There was the night of the Loma Prieta earthquake when Ron and I were going to drive into San Francisco to see if we could find his girlfriend. Bridges were down, we could see that fires had consumed over a city block in the marina district, and we were going to try to find someone.  My wife was very upset about this but I wasn't going to let Ron try this alone.  We were just about to head out the door when the phone rang and she had caught a bus to San Rafael and needed to be picked up.


At one point, Ron left LucasArts because his girlfriend went on a teaching job to China. This was in the middle of my work on Maniac Mansion for the PC, so when I would encounter parts of the code that Ron wrote that I didn't understand, I would literally convert the 6502 Assembly code straight to C so I could get the system to work even if I didn't understand what it was doing.  This code was re-written as soon as Ron returned, but even years later there were rumors of 6502 code lurking inside the system.


While Ron was away, he lent his new RX7 to another co-worker. Unfortunately one night while driving home, a deer ran across the road and the car spun off the road and went backwards through a barb-wired fence putting scratches in the paint and ripping off the moon-roof.  The co-worker had all of the body work done before Ron got back and the car was repainted.  Ron didn't know about the accident at first and was confused because he was sure his moon-roof had a different look to it.  Eventually the co-worker explained the whole story and Ron was relieved that he wasn't going crazy.

My friend, SCUMM

Still, 25 years is a long time. I don't think that there is a single list of all of the games that used SCUMM, but between LucasArts and Humongous it must be between 30 and 40 different games.  I know at times, some designers felt that SCUMM was confining. One described using SCUMM as being like trying to push an elephant with a pencil eraser.  

Still, I think that that designer's best-received game was written in SCUMM, so there may be times that working within limits forces a greater degree of focus.  SCUMM was designed to do one thing, and as long as what you wanted to do wasbuild great adventure games, SCUMM was certainly the best option around.

I played all of the SCUMM games start to finish many times, though on The Dig I think I skipped around and never played it from the beginning.  One of the disappointments being on the inside was that I saw solutions to many of the best puzzles ahead of time, either during design or while the artists or scripters were working on them.  Some puzzles I missed entirely since I knew the solution ahead of time so I didn't need to look around for the clues.  I also played the games in many different languages and on different machines since I was responsible both for the international versions as well as cross-platform development.

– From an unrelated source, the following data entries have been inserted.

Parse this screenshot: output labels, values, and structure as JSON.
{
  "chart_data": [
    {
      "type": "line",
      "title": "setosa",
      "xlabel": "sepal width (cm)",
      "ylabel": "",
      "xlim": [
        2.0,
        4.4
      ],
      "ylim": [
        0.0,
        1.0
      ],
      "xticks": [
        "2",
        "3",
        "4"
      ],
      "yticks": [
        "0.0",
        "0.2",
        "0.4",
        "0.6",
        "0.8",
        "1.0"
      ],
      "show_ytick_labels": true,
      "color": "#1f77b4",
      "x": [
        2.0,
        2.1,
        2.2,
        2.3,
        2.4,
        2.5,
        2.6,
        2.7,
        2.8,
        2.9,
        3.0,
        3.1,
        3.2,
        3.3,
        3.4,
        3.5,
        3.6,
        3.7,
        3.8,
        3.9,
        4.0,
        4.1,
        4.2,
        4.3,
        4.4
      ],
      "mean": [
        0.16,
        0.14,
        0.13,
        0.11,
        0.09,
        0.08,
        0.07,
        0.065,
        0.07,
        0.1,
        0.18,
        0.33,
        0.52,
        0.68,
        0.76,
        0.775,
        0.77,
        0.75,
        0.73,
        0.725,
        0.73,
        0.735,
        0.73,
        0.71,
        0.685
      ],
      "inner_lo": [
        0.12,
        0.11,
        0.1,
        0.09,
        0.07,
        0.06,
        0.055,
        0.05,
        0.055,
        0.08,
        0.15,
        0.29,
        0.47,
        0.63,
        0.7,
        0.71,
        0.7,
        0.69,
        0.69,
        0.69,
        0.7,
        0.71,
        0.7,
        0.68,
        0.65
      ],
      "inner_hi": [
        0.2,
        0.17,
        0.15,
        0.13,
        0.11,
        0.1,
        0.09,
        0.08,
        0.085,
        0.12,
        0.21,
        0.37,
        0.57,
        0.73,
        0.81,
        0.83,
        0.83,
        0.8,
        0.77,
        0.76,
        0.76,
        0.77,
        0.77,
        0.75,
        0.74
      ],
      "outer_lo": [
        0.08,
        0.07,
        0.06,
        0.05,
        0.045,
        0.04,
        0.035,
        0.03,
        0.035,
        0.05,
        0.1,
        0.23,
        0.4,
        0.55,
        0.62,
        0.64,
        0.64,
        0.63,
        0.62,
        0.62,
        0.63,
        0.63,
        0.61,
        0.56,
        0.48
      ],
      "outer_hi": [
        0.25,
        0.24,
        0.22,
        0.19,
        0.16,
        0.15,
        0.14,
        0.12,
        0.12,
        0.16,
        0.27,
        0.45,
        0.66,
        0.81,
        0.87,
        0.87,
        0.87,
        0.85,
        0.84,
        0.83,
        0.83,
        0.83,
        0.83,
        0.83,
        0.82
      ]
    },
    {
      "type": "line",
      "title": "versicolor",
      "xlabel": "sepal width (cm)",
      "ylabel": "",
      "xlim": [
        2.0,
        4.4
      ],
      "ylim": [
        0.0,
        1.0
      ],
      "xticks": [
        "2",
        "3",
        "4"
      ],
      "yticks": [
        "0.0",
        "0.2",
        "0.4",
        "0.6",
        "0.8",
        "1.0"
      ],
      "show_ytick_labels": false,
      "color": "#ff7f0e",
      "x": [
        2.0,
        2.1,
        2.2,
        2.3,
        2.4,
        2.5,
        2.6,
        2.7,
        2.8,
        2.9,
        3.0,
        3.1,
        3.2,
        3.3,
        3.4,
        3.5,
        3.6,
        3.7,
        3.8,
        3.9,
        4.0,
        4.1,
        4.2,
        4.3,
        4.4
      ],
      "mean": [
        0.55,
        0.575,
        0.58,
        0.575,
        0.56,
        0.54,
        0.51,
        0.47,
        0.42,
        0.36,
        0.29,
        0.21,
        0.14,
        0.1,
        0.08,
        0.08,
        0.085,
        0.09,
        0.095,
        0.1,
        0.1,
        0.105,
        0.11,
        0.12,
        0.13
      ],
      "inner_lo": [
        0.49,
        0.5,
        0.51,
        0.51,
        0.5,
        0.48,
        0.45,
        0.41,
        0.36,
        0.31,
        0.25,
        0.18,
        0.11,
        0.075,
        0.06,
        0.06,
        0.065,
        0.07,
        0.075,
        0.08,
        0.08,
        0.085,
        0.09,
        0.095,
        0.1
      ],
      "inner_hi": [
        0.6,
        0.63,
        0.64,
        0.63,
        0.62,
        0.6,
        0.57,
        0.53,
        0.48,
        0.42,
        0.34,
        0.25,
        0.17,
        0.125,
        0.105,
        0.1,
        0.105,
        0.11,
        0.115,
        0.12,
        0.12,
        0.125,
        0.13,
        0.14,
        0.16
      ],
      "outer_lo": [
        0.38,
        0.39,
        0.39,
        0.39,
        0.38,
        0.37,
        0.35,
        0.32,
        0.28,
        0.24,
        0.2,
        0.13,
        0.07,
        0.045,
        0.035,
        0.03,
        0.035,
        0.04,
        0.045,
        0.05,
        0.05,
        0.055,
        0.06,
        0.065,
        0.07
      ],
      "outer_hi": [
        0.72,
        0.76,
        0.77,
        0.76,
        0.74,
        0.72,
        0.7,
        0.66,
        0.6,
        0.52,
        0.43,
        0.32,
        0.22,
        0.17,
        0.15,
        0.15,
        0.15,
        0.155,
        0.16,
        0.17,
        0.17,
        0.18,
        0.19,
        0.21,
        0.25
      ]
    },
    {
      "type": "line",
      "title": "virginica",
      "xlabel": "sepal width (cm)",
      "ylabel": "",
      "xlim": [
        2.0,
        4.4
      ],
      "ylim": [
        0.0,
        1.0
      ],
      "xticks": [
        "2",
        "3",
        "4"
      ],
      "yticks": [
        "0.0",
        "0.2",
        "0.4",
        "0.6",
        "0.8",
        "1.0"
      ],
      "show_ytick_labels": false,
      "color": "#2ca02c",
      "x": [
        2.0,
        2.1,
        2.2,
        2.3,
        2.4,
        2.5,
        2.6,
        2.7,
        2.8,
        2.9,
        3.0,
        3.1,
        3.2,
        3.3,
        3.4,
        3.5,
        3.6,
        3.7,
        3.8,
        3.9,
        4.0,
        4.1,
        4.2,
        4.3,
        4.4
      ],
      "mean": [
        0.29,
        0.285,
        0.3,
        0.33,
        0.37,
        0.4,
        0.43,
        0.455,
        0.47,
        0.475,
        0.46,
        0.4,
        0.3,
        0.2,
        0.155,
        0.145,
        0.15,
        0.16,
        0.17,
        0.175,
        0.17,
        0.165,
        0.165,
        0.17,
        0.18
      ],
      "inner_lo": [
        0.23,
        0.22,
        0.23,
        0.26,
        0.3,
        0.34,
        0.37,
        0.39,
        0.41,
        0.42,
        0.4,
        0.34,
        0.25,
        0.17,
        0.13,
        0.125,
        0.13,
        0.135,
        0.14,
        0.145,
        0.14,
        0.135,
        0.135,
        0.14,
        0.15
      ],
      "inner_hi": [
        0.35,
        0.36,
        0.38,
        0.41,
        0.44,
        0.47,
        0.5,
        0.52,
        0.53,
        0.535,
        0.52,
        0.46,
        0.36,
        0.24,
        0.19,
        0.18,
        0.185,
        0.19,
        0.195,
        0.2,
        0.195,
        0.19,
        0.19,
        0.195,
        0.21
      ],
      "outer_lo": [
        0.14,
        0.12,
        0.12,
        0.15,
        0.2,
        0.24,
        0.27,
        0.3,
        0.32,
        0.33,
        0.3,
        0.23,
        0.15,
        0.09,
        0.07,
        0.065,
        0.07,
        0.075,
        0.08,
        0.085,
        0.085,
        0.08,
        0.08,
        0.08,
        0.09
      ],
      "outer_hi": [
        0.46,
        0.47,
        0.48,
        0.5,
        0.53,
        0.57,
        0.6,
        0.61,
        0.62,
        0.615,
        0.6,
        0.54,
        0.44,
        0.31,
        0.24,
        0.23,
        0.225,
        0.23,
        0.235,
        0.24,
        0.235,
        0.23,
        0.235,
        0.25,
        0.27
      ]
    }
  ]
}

My answer about my favorite SCUMM game has stayed the same for many years.  I was always most excited and most proud of the most recent game we were working on.  With each new game, we tried to push the boundaries and do things that had never been done before.  I always thought that if you weren't moving the art or the technology forward, why bother?  There were some favorite moments, like the opening animation in Day of the Tentacle, or the humor in Sam and Max, the music in Full Throttle, or being able to walk all three kids simultaneously in Maniac. Each accomplishment was very different, but like your children, they each hold a special place in your heart.